Source: Youtube - Inferring the effect of an event using CausalImpact by Kay Brodersen @ 26:41

Question: Can you use this method to calculate the impact of multiple events if they overlap in time?

As of 2016, this was an open research question. Need to do additional research to determine if this is still true.

Source: Youtube - Inferring the effect of an event using CausalImpact by Kay Brodersen @ 28:21

Question: The causal impact estimate seems to be at the mercy of the credible intervals. Are tools to analyze and potentially reduce the confidence interval in that post-treatment period?

The confidence interval reflects the uncertainty in our prediction. As you get further out into the future, you are less certain of the output and expect that confidence interval to expand. The better your predictor series are explaining the target, the tighter your confidence intervals are likely to be. The inverse of that, if you don’t have any good predictor time series, then your confidence interval will be wide and reflect that uncertainty.

Source: Youtube - Inferring the effect of an event using CausalImpact by Kay Brodersen @ 28:42

Question: How do we identify ‘good’, covariate predictor time-series?

We want to find time series that are related to our outcome variable, to our original time series, but are not affected by out treatment. Consider a scenario when we launch an advertising campaign for a product. Co-variate time series for this analysis might include queries for the competitor brand, Google Trends data, order volumes for some of your other products, or other time series data that is available during the same period.

Source: Youtube - Inferring the effect of an event using CausalImpact @ 14:02

Key Term(s)

Bayesian Structural Time Series

Statistical technique used for feature selection, time series forecasting, nowcasting, inferring causal impact, and other applications. The model is designed to work with time-series data.

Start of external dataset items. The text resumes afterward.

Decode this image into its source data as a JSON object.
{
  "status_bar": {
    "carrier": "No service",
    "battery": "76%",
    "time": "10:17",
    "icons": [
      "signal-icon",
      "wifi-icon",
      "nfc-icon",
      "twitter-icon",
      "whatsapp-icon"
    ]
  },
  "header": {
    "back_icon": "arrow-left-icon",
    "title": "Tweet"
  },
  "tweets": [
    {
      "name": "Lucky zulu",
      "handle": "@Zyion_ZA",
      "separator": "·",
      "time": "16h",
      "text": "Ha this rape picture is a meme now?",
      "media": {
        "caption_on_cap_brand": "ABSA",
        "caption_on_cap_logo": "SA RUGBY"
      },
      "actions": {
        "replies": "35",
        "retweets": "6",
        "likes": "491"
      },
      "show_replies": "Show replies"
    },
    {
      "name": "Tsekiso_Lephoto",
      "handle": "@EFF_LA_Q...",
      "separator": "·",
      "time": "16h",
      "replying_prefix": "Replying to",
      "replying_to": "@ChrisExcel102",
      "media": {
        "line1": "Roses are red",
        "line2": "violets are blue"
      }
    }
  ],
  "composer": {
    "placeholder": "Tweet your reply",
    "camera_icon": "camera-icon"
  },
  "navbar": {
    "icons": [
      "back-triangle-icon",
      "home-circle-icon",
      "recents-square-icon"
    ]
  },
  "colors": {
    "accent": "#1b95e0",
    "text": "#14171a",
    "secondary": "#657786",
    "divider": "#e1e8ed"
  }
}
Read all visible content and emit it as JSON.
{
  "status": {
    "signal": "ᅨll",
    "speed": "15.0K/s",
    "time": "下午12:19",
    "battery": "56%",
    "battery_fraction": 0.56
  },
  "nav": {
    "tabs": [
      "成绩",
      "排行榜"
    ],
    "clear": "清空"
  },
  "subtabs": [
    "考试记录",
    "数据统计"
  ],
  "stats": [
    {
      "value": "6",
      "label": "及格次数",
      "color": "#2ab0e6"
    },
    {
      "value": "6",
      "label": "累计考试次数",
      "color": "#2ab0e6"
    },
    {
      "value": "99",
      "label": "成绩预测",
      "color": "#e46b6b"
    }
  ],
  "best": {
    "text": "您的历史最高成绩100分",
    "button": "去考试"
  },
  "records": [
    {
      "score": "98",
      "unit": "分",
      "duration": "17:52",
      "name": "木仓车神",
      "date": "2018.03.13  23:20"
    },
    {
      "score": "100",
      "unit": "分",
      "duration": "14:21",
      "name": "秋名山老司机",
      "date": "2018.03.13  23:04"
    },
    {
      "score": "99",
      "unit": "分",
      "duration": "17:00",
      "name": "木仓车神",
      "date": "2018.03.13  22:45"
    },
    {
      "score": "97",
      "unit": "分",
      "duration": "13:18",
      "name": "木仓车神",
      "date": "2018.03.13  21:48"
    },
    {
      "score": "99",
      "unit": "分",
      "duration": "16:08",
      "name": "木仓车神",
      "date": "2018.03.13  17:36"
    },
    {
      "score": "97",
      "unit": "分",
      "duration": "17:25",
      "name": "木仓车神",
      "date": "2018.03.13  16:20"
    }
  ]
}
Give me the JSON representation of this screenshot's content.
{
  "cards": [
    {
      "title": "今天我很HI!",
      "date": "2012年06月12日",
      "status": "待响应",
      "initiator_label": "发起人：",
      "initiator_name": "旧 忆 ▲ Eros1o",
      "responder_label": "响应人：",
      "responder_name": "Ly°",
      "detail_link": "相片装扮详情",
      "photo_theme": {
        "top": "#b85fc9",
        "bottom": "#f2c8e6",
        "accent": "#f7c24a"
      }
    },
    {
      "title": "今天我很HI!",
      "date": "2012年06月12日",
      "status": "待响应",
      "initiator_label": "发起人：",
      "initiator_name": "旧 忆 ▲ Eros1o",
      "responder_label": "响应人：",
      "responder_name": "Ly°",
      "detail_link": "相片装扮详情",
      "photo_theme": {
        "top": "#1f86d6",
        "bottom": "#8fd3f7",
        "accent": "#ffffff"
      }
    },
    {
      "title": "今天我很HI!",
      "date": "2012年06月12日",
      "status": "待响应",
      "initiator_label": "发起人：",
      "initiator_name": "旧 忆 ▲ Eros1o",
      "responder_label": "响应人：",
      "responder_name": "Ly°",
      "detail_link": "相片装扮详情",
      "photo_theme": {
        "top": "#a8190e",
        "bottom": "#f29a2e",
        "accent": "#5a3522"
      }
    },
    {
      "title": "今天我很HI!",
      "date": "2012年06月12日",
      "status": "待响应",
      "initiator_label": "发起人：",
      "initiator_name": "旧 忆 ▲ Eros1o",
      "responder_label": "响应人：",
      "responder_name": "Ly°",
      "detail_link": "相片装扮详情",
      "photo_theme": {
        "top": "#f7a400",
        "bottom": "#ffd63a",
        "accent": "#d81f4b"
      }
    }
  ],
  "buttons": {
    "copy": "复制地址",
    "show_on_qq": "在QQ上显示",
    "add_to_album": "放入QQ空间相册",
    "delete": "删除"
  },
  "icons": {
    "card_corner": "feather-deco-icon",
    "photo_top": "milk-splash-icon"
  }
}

https://en.wikipedia.org/wiki/Bayesian_structural_time_series

Consists of three primary components

Kalman filter
Spike-and-Slab
Bayesian Model Averaging

This is the technique leveraged under-the-hood of CausalImpact package, and available in the bsts R package on CRAN.

Kalman filter

The Kalman filter is an iterative, mathematical process that uses a set of equations and consecutive data inputs to quickly estimate the true value, position, velocity, of the object being measured, when the measured values contain unpredicted or random error, uncertainty or variation.

https://www.youtube.com/watch?v=CaCcOwJPytQ&list=PLX2gX-ftPVXU3oUFNATxGXY90AULiqnWT

More specifically, we can describe the relationship between an observation at the current time-step x_current as a function of the previous time step x_previous, some constant a, the current observation in our system z_current, and a noise measurement at the current time step v_current.

x_current = a * x_previous z_current = x_current + v_current

More generally, this translates into

x_current = a * x_previous + v_current

https://simondlevy.academic.wlu.edu/kalman-tutorial/the-extended-kalman-filter-an-interactive-tutorial-for-non-experts-part-3/

Further research required…

spike-and-slab

Bayesian variable selection technique. Particularly useful when the number of possible predictors is large compared to the number of observations.

https://en.wikipedia.org/wiki/Spike-and-slab_regression

Further research required…

Bayesian model averaging

Ensembling technique for combining Bayesian models.

https://en.wikipedia.org/wiki/Ensemble_learning#Bayesian_model_averaging

Further research required…

counterfactual

Counterfactual conditionals (also subjunctive or X-marked) are conditionals which discuss what would have been true under different circumstances, e.g., “If it was raining right now, then Sally would be inside.” Counterfactuals are characterized grammatically by their use of fake past tense marking, which some languages use in combination with other kinds of morphology, including aspect and mood.

https://en.wikipedia.org/wiki/Counterfactual_conditional

Consider the extension to marketing if we launch an ad campaign and observe the outcome. The counterfactual would be the outcome if we did not launch the campaign.